En nuestro sistema de educación se hace énfasis en los valores de la dignidad, el humanismo, el patriotismo, la solidaridad, la honestidad, la honradez, la laboriosidad, justicia y la laboriosidad. Ello no significa en ningún momento aislamiento de unos y exclusión de otros y mucho menos se identifican con practicar esquemáticas de esta compleja labor. Esto no quiere decir que se abandone la influencia educativa sobre otros valores que se corresponden con nuestra ideología y que junto a estos forman el sistema de valores que demanda la construcción de la sociedad socialista.

La educación en valores es un proceso activo, complejo y contradictorio como parte de la formación de la personalidad, que se desarrolla en condiciones históricos sociales determinadas y en la que intervienen diversos factores socializadores, como la familia, la escuela, la comunidad, los medios de comunicación masiva, las organizaciones políticas y de masa entre otras.

No pueden transmitirse valores en abstracto, ni al margen de la realidad. Lo ideal (el valor, el bien) está en estrecha comunión con lo real (el "mal"). No se pueden educar valores sino a través del prisma de sus contrarios, los vicios.

Enfrentamos entonces el enorme reto de formar mujeres y hombres que puedan orientarse en el complejo y cambiante mundo en que vivimos, con la convicción de desarrollar una cultura general integral en nuestro pueblo crea bases para moldear la estructura ideológica de las nuevas generaciones. Lo más difícil consiste en que estos propósitos tienen que lograse en todos y cada uno de los alumnos y por tanto en todas las universidades.
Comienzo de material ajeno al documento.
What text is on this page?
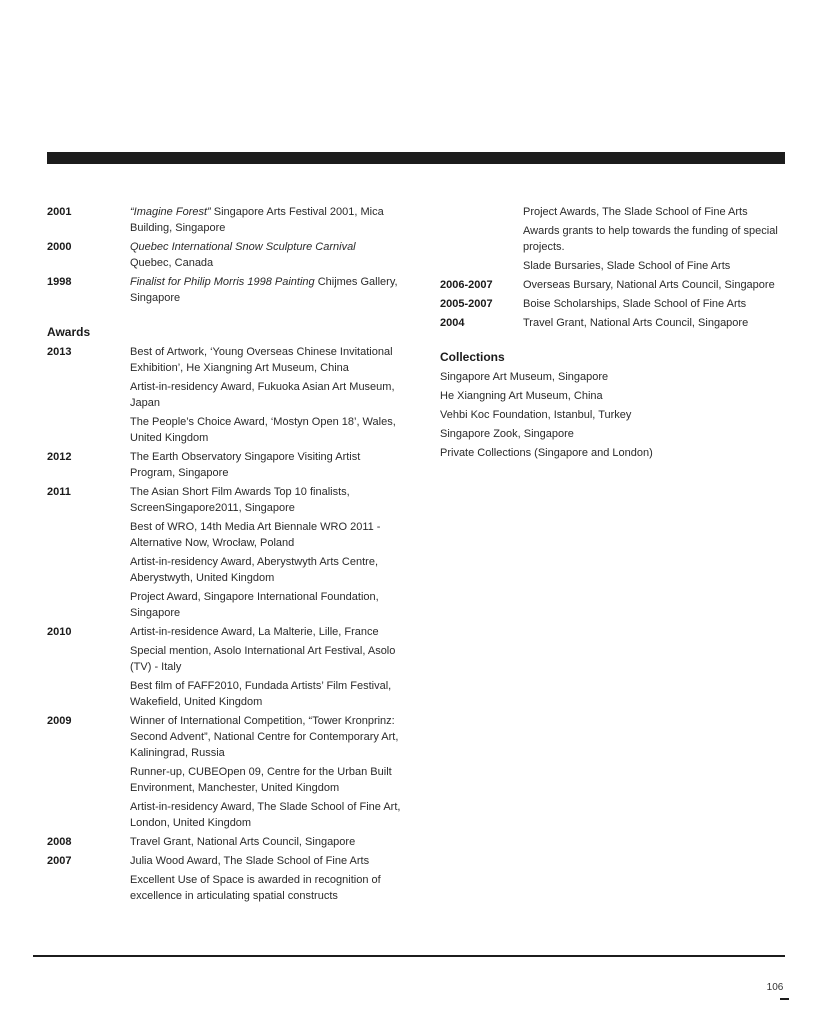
2001	“Imagine Forest” Singapore Arts Festival 2001, Mica Building, Singapore

2000	Quebec International Snow Sculpture Carnival
Quebec, Canada

1998	Finalist for Philip Morris 1998 Painting Chijmes Gallery, Singapore

Awards
2013	Best of Artwork, ‘Young Overseas Chinese Invitational Exhibition’, He Xiangning Art Museum, China

Artist-in-residency Award, Fukuoka Asian Art Museum, Japan

The People’s Choice Award, ‘Mostyn Open 18’, Wales, United Kingdom

2012	The Earth Observatory Singapore Visiting Artist Program, Singapore

2011	The Asian Short Film Awards Top 10 finalists, ScreenSingapore2011, Singapore

Best of WRO, 14th Media Art Biennale WRO 2011 - Alternative Now, Wrocław, Poland

Artist-in-residency Award, Aberystwyth Arts Centre, Aberystwyth, United Kingdom

Project Award, Singapore International Foundation, Singapore

2010	Artist-in-residence Award, La Malterie, Lille, France

Special mention, Asolo International Art Festival, Asolo (TV) - Italy

Best film of FAFF2010, Fundada Artists’ Film Festival, Wakefield, United Kingdom

2009	Winner of International Competition, “Tower Kronprinz: Second Advent”, National Centre for Contemporary Art, Kaliningrad, Russia

Runner-up, CUBEOpen 09, Centre for the Urban Built Environment, Manchester, United Kingdom

Artist-in-residency Award, The Slade School of Fine Art, London, United Kingdom

2008	Travel Grant, National Arts Council, Singapore

2007	Julia Wood Award, The Slade School of Fine Arts

Excellent Use of Space is awarded in recognition of excellence in articulating spatial constructs

Project Awards, The Slade School of Fine Arts

Awards grants to help towards the funding of special projects.

Slade Bursaries, Slade School of Fine Arts

2006-2007	Overseas Bursary, National Arts Council, Singapore

2005-2007	Boise Scholarships, Slade School of Fine Arts

2004	Travel Grant, National Arts Council, Singapore

Collections

Singapore Art Museum, Singapore

He Xiangning Art Museum, China

Vehbi Koc Foundation, Istanbul, Turkey

Singapore Zook, Singapore

Private Collections (Singapore and London)

106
Uno de los valores donde es importante centrar la atención para que la universidad cubana pueda materializar exitosamente el proceso de transformaciones que se desarrolla con marcada celeridad en el sistema de educación superior, es el referido a la laboriosidad de cada alumno en el contexto estudiantil, familiar y comunitario, pues este constituye un eslabón básico para el perfeccionamiento de otros valores morales.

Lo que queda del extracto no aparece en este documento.